Who defines “best” and do we agree? One leadership expert is questioning the validity of end-of-year employer lists.

The “best” places to work in 2015 – or not?
At the end of every year we’re inundated with lists – albums, films, scandalous celebrity events – they’re all collated and put in an easy-to-read top 10 but are they really that accurate?

Well, leadership expert and business writer Tony Schwartz thinks there’s at least one end-of-year list we should take with more than a pinch of salt – the ‘Best Places to Work’ list.

In the final weeks of 2014, Glassdoor named Google as the highest-rated large company and it didn’t come as much of a surprise - the tech juggernaut offers an unrivalled array of employee perks including free food, gym access and low-cost massages but are these benefits just serving to brainwash workers?

These lists certainly track how good a company is on paper but, according to Schwartz, they don’t measure something which is far more important – the quality of their employees’ lives.

“Over the last decade, I’ve spent countless hours interacting with employees at all levels in many of the companies that appear on the Glassdoor best-companies list, as well as on the Fortune annual 100 Best Companies to Work for list,” writes Schwartz. “What these employees tell me, with increasing consistency, is how exhausted and overwhelmed they are.”

“The relentless work demands take a toll on their health, happiness and family life,” he continues. “That also affects their morale and their ability to think creatively and reflectively.”

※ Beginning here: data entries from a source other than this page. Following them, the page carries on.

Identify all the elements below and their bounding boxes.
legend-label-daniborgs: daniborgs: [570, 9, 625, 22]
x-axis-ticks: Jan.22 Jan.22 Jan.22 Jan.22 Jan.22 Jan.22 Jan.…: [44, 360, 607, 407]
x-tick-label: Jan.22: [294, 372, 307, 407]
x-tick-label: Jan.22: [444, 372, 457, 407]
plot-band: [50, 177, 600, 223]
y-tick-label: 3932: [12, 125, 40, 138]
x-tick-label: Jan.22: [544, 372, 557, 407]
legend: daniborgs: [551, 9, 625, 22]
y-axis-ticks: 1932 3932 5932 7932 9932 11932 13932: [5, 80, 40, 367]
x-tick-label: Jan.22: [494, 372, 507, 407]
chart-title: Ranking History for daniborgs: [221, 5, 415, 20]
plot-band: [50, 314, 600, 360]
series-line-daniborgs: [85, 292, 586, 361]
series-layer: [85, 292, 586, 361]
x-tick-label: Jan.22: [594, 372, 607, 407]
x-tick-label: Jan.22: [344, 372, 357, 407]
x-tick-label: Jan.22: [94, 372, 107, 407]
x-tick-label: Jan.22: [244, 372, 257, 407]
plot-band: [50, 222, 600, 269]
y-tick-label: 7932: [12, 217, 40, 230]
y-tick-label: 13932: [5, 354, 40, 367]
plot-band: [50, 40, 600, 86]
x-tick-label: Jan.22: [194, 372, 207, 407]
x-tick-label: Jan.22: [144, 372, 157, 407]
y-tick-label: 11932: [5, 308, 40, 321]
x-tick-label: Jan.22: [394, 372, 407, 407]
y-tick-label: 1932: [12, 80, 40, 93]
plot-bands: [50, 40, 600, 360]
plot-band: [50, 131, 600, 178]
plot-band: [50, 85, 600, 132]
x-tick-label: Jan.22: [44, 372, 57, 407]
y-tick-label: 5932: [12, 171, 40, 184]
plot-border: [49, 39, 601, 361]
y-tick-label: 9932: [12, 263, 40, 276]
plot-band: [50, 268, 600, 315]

But if they’re so over-worked why do they respond so positively to employee surveys?

They are, according to Schwartz, “prisoners of low expectations.” They’re grading on a curve.

“Their vision of the possible is limited by the workplace experiences they’ve had,” he writes. “They’ve been rewarded for working long hours while sacrificing other aspects of their lives, including time with their families and time for themselves. They’ve learned how to rationalize their choices, and not to expect more from their employers.”

So, while employees at some of the “Best Places to Work” may be inundated with impressive perks – they come at a cost and most lists aren’t measuring that.

Now, Schwartz is urging employers to shift the focus from fad benefits to creating a work environment which “enables and encourages all employees to regularly refuel and renew themselves, both on and off the job.”

“Employers atop the Glassdoor and Fortune lists would be well served to ask themselves: how much time and energy are you investing to ensure that your employees are healthier, happier, more focused and more purposeful?”